そもそも、自分はそれ以外の方法を知らないんですよ。だから、俳優がただ現れてセリフを言うだけの映画には驚かされます。俳優に100%役になりきってもらうというやり方もあるけれど、うまくいくこともあれば、いかないこともある。自分の場合は、そういう問題をすべて事前に解決したいんです。俳優がキャラクターと同一であることを実感してほしいから、すべての質問について話し、答え、ディティールを探り、できる限り深く掘り下げてから撮影します。当日も、ただ撮影するだけでなく、現場で俳優が行動原理に疑問を持ったり、彼らしか知り得ないような質問をしてきたら、脚本に問題があるということです。幹部の人たちにとっては違和感がないようなことであっても、実際にキャラクターを演じている俳優が抱く疑問を大切にしています。なぜなら、意味が通じなかったり、穴があったりする映画をたくさん観てきましたから。
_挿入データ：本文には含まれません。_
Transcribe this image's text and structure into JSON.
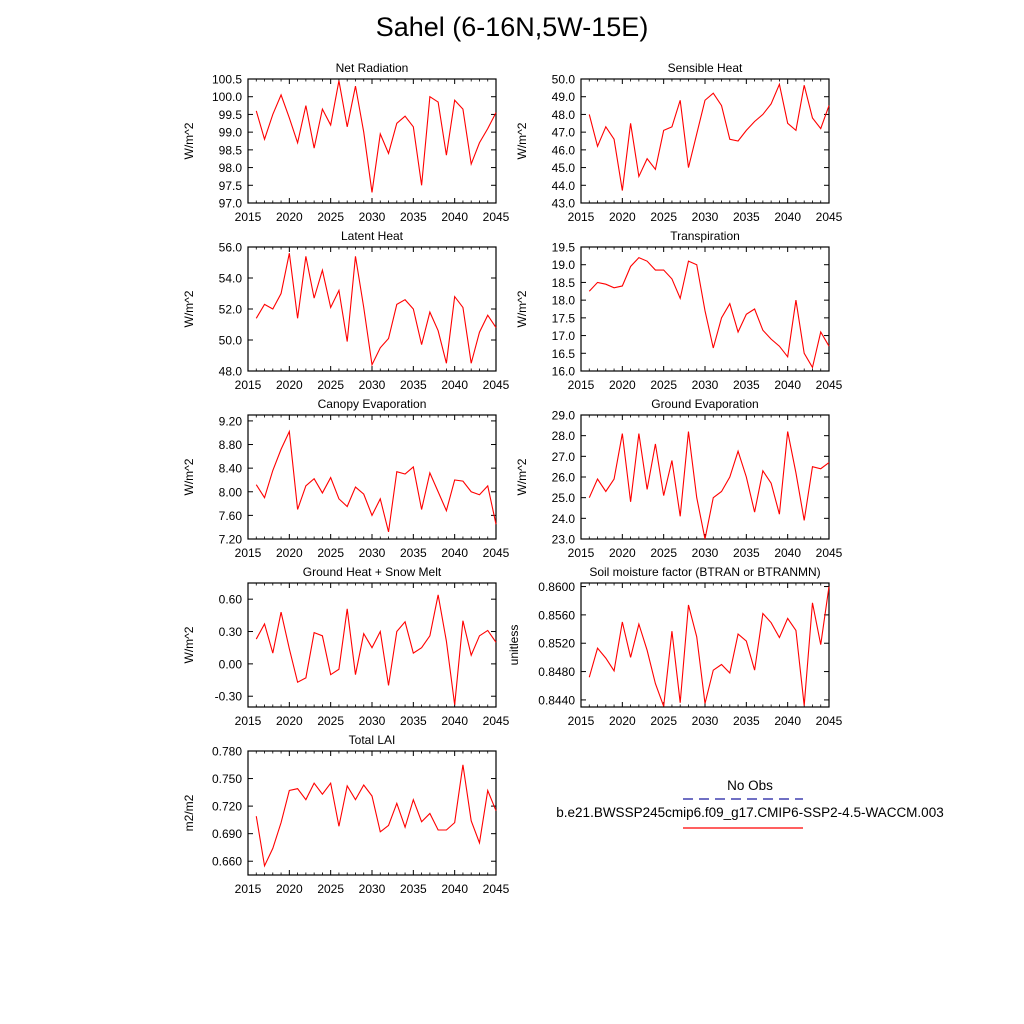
{
  "title": "Sahel (6-16N,5W-15E)",
  "legend": {
    "obs_label": "No Obs",
    "case_label": "b.e21.BWSSP245cmip6.f09_g17.CMIP6-SSP2-4.5-WACCM.003",
    "obs_color": "#1a1aa0",
    "case_color": "#ff0000"
  },
  "chart_data": [
    {
      "type": "line",
      "title": "Net Radiation",
      "ylabel": "W/m^2",
      "xlim": [
        2015,
        2045
      ],
      "ylim": [
        97.0,
        100.5
      ],
      "xticks": [
        2015,
        2020,
        2025,
        2030,
        2035,
        2040,
        2045
      ],
      "yticks": [
        "97.0",
        "97.5",
        "98.0",
        "98.5",
        "99.0",
        "99.5",
        "100.0",
        "100.5"
      ],
      "x_start": 2016,
      "values": [
        99.6,
        98.8,
        99.5,
        100.05,
        99.4,
        98.7,
        99.75,
        98.55,
        99.65,
        99.2,
        100.45,
        99.15,
        100.3,
        99.0,
        97.3,
        98.95,
        98.4,
        99.25,
        99.45,
        99.15,
        97.5,
        100.0,
        99.85,
        98.35,
        99.9,
        99.65,
        98.1,
        98.7,
        99.1,
        99.55
      ]
    },
    {
      "type": "line",
      "title": "Sensible Heat",
      "ylabel": "W/m^2",
      "xlim": [
        2015,
        2045
      ],
      "ylim": [
        43.0,
        50.0
      ],
      "xticks": [
        2015,
        2020,
        2025,
        2030,
        2035,
        2040,
        2045
      ],
      "yticks": [
        "43.0",
        "44.0",
        "45.0",
        "46.0",
        "47.0",
        "48.0",
        "49.0",
        "50.0"
      ],
      "x_start": 2016,
      "values": [
        48.0,
        46.2,
        47.3,
        46.6,
        43.7,
        47.5,
        44.5,
        45.5,
        44.9,
        47.1,
        47.3,
        48.8,
        45.0,
        46.9,
        48.8,
        49.2,
        48.5,
        46.6,
        46.5,
        47.1,
        47.6,
        48.0,
        48.6,
        49.7,
        47.5,
        47.1,
        49.65,
        47.8,
        47.2,
        48.5
      ]
    },
    {
      "type": "line",
      "title": "Latent Heat",
      "ylabel": "W/m^2",
      "xlim": [
        2015,
        2045
      ],
      "ylim": [
        48.0,
        56.0
      ],
      "xticks": [
        2015,
        2020,
        2025,
        2030,
        2035,
        2040,
        2045
      ],
      "yticks": [
        "48.0",
        "50.0",
        "52.0",
        "54.0",
        "56.0"
      ],
      "x_start": 2016,
      "values": [
        51.4,
        52.3,
        52.0,
        53.0,
        55.6,
        51.4,
        55.4,
        52.7,
        54.5,
        52.1,
        53.2,
        49.9,
        55.4,
        52.1,
        48.4,
        49.5,
        50.1,
        52.3,
        52.6,
        52.0,
        49.7,
        51.8,
        50.6,
        48.5,
        52.8,
        52.1,
        48.5,
        50.5,
        51.6,
        50.8
      ]
    },
    {
      "type": "line",
      "title": "Transpiration",
      "ylabel": "W/m^2",
      "xlim": [
        2015,
        2045
      ],
      "ylim": [
        16.0,
        19.5
      ],
      "xticks": [
        2015,
        2020,
        2025,
        2030,
        2035,
        2040,
        2045
      ],
      "yticks": [
        "16.0",
        "16.5",
        "17.0",
        "17.5",
        "18.0",
        "18.5",
        "19.0",
        "19.5"
      ],
      "x_start": 2016,
      "values": [
        18.25,
        18.5,
        18.45,
        18.35,
        18.4,
        18.95,
        19.2,
        19.1,
        18.85,
        18.85,
        18.6,
        18.05,
        19.1,
        19.0,
        17.7,
        16.65,
        17.5,
        17.9,
        17.1,
        17.6,
        17.75,
        17.15,
        16.9,
        16.7,
        16.4,
        18.0,
        16.5,
        16.1,
        17.1,
        16.7
      ]
    },
    {
      "type": "line",
      "title": "Canopy Evaporation",
      "ylabel": "W/m^2",
      "xlim": [
        2015,
        2045
      ],
      "ylim": [
        7.2,
        9.3
      ],
      "xticks": [
        2015,
        2020,
        2025,
        2030,
        2035,
        2040,
        2045
      ],
      "yticks": [
        "7.20",
        "7.60",
        "8.00",
        "8.40",
        "8.80",
        "9.20"
      ],
      "x_start": 2016,
      "values": [
        8.12,
        7.9,
        8.36,
        8.72,
        9.02,
        7.7,
        8.1,
        8.22,
        7.98,
        8.24,
        7.88,
        7.75,
        8.08,
        7.96,
        7.6,
        7.88,
        7.32,
        8.34,
        8.3,
        8.42,
        7.7,
        8.32,
        8.0,
        7.68,
        8.2,
        8.18,
        8.0,
        7.95,
        8.1,
        7.45
      ]
    },
    {
      "type": "line",
      "title": "Ground Evaporation",
      "ylabel": "W/m^2",
      "xlim": [
        2015,
        2045
      ],
      "ylim": [
        23.0,
        29.0
      ],
      "xticks": [
        2015,
        2020,
        2025,
        2030,
        2035,
        2040,
        2045
      ],
      "yticks": [
        "23.0",
        "24.0",
        "25.0",
        "26.0",
        "27.0",
        "28.0",
        "29.0"
      ],
      "x_start": 2016,
      "values": [
        25.0,
        25.9,
        25.3,
        25.9,
        28.1,
        24.8,
        28.1,
        25.4,
        27.6,
        25.1,
        26.8,
        24.1,
        28.2,
        25.0,
        23.0,
        25.0,
        25.3,
        26.0,
        27.25,
        26.0,
        24.3,
        26.3,
        25.7,
        24.2,
        28.2,
        26.2,
        23.9,
        26.5,
        26.4,
        26.7
      ]
    },
    {
      "type": "line",
      "title": "Ground Heat + Snow Melt",
      "ylabel": "W/m^2",
      "xlim": [
        2015,
        2045
      ],
      "ylim": [
        -0.4,
        0.75
      ],
      "xticks": [
        2015,
        2020,
        2025,
        2030,
        2035,
        2040,
        2045
      ],
      "yticks": [
        "-0.30",
        "0.00",
        "0.30",
        "0.60"
      ],
      "x_start": 2016,
      "values": [
        0.23,
        0.37,
        0.1,
        0.48,
        0.14,
        -0.17,
        -0.13,
        0.29,
        0.26,
        -0.1,
        -0.05,
        0.51,
        -0.1,
        0.28,
        0.15,
        0.3,
        -0.2,
        0.3,
        0.39,
        0.1,
        0.15,
        0.26,
        0.64,
        0.21,
        -0.38,
        0.4,
        0.08,
        0.26,
        0.31,
        0.2
      ]
    },
    {
      "type": "line",
      "title": "Soil moisture factor (BTRAN or BTRANMN)",
      "ylabel": "unitless",
      "xlim": [
        2015,
        2045
      ],
      "ylim": [
        0.843,
        0.8605
      ],
      "xticks": [
        2015,
        2020,
        2025,
        2030,
        2035,
        2040,
        2045
      ],
      "yticks": [
        "0.8440",
        "0.8480",
        "0.8520",
        "0.8560",
        "0.8600"
      ],
      "x_start": 2016,
      "values": [
        0.8472,
        0.8513,
        0.8499,
        0.8481,
        0.855,
        0.85,
        0.8547,
        0.851,
        0.8463,
        0.8431,
        0.8537,
        0.8436,
        0.8574,
        0.8529,
        0.8435,
        0.8482,
        0.849,
        0.8478,
        0.8533,
        0.8523,
        0.8482,
        0.8562,
        0.8549,
        0.8528,
        0.8555,
        0.8538,
        0.8432,
        0.8577,
        0.8518,
        0.86
      ]
    },
    {
      "type": "line",
      "title": "Total LAI",
      "ylabel": "m2/m2",
      "xlim": [
        2015,
        2045
      ],
      "ylim": [
        0.645,
        0.78
      ],
      "xticks": [
        2015,
        2020,
        2025,
        2030,
        2035,
        2040,
        2045
      ],
      "yticks": [
        "0.660",
        "0.690",
        "0.720",
        "0.750",
        "0.780"
      ],
      "x_start": 2016,
      "values": [
        0.709,
        0.655,
        0.674,
        0.702,
        0.737,
        0.739,
        0.727,
        0.745,
        0.733,
        0.745,
        0.698,
        0.742,
        0.727,
        0.743,
        0.731,
        0.692,
        0.699,
        0.723,
        0.697,
        0.727,
        0.703,
        0.712,
        0.694,
        0.694,
        0.702,
        0.765,
        0.704,
        0.68,
        0.737,
        0.715
      ]
    }
  ]
}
──長編、短編、ドキュメンタリー、TVシリーズなども含めると、30作品以上手がけていらっしゃいますが、アイデアが枯渇することはないんですか?
しばらくの間は、1本を撮るごとに、あと2本は進行中の脚本やアイデアがありました。自分のキャリアであと何本映画を撮れるだろうと考えている監督もいますが、自分はそうじゃないということにはかなり早い段階で気づきましたね(笑)。長生きして、たくさんの映画を撮りたいし、引退なんて考えたこともない。映画づくりとストーリーテリングがとにかく大好きなので。
──映画づくり自体には飽きなくても、ちょっと面倒だなというパートが出てきたりはしないものですか?
歳をとったせいか、些細なことに対する忍耐力はなくなってきたかも(笑)。でも映画づくりに飽きたことは一度もないし、好きだと思えない作品を撮ったこともありません。あれはうまくいかなかったとか、映画監督に向いていないとかも思わないです。どの監督も同じように言うだろうけれど、時間と労力を費やすだけの深みがあると感じるには、登場人物に心から惚れ込み、興味をそそられなければならない。だから、あるレベルで自分に語りかけてくるものでなくてはいけない。それが映画をつくる、あるいはつくらない動機になっています。
──確かに、あなたの映画は、映画自体はもちろん、出てくるキャラクター一人ひとりに対する愛情を感じさせますね。
自分の映画の登場人物が嫌いな監督もいるのかもしれませんが、自分はキャラクター全員に愛情を抱く傾向が強いです。たとえ悪人であっても。今回の場合、オースティン・アメリオが演じたジャスパーがそうですが、彼はウィットに富んでいて面白い。知的な悪役は好きですね。映画は大勢の役者がアンサンブルを組んでいるわけですが、その一人ひとりを実在の人物のように感じてほしいので、そのために時間をかけなければならないと思っています。だって、脇役が目立たず、スターを売り出すためみたいな映画は、現実味がないじゃないですか。